RxDB reactive queries emit the complete, current result set after every relevant change. When a query matches ten documents and one is updated, the subscriber receives all ten current documents. This maps directly to UI rendering: you always have the full state, not a stream of deltas to apply. The event-reduce algorithm makes this efficient by computing result set updates from change events without re-running the full query against storage.
Is RxDB suitable for realtime collaborative applications?
Yes. RxDB is used in production for collaborative applications. The local database ensures the UI is always responsive. Replication keeps all clients synchronized. For concurrent edits by multiple users on the same document, RxDB supports both custom conflict handlers and CRDT-based merging. The SharedWorker storage mode handles the case of multiple browser tabs in the same session sharing state without duplication.
How does RxDB handle reconnection after the user comes back online?

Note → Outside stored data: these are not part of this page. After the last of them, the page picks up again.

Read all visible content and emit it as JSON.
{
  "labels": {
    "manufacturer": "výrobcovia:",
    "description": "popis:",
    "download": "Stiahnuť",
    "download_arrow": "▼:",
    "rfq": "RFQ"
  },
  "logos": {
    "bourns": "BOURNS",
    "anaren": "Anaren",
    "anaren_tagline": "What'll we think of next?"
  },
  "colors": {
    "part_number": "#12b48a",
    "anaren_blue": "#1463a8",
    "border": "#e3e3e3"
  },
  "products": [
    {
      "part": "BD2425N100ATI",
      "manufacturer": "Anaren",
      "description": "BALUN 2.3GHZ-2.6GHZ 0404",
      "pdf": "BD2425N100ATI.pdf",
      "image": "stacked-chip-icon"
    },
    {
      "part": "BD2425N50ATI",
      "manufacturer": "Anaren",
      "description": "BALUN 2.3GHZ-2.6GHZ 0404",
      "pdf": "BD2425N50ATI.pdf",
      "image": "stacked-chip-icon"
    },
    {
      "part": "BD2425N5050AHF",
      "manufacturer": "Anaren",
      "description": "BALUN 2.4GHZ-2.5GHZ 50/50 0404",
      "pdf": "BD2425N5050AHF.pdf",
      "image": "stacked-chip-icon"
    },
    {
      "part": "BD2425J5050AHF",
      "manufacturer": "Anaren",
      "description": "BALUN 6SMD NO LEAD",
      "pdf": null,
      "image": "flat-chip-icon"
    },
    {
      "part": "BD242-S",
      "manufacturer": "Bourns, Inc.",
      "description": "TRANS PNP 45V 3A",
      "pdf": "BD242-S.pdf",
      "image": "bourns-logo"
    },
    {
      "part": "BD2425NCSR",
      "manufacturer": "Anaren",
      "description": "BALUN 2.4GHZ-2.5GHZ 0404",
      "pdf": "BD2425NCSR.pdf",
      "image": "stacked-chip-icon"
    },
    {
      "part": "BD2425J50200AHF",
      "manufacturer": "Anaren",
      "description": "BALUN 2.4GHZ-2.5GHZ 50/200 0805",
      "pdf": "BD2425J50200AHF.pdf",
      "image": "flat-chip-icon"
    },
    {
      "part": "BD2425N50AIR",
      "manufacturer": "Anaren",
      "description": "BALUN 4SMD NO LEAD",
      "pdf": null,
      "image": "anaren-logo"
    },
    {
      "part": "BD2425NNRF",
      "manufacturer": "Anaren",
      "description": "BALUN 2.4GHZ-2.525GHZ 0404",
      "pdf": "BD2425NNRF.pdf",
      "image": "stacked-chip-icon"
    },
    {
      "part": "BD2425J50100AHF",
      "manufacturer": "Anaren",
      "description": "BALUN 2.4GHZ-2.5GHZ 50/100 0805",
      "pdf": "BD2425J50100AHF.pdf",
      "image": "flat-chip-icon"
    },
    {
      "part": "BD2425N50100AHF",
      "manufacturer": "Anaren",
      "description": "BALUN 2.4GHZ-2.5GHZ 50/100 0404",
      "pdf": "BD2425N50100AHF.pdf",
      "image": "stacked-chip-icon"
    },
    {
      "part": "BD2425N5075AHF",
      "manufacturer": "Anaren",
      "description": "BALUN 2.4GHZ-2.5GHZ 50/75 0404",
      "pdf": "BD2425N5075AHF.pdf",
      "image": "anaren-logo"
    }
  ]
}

RxDB's replication plugins run continuously with automatic retry. When the network is unavailable, the pull and push handlers fail, and RxDB waits for retryTime milliseconds before trying again. When the network returns, replication resumes automatically from the last successful checkpoint. No changes are lost: writes made while offline are stored locally and pushed to the server as soon as the connection is re-established.
Does RxDB need a login or user account to work?
No. The local database works without any authentication. Only the replication handlers need credentials, and those are plain async functions where you include whatever headers or tokens your backend requires. If authentication expires while the app is running, replication pauses, and you can re-supply credentials and resume without restarting the database.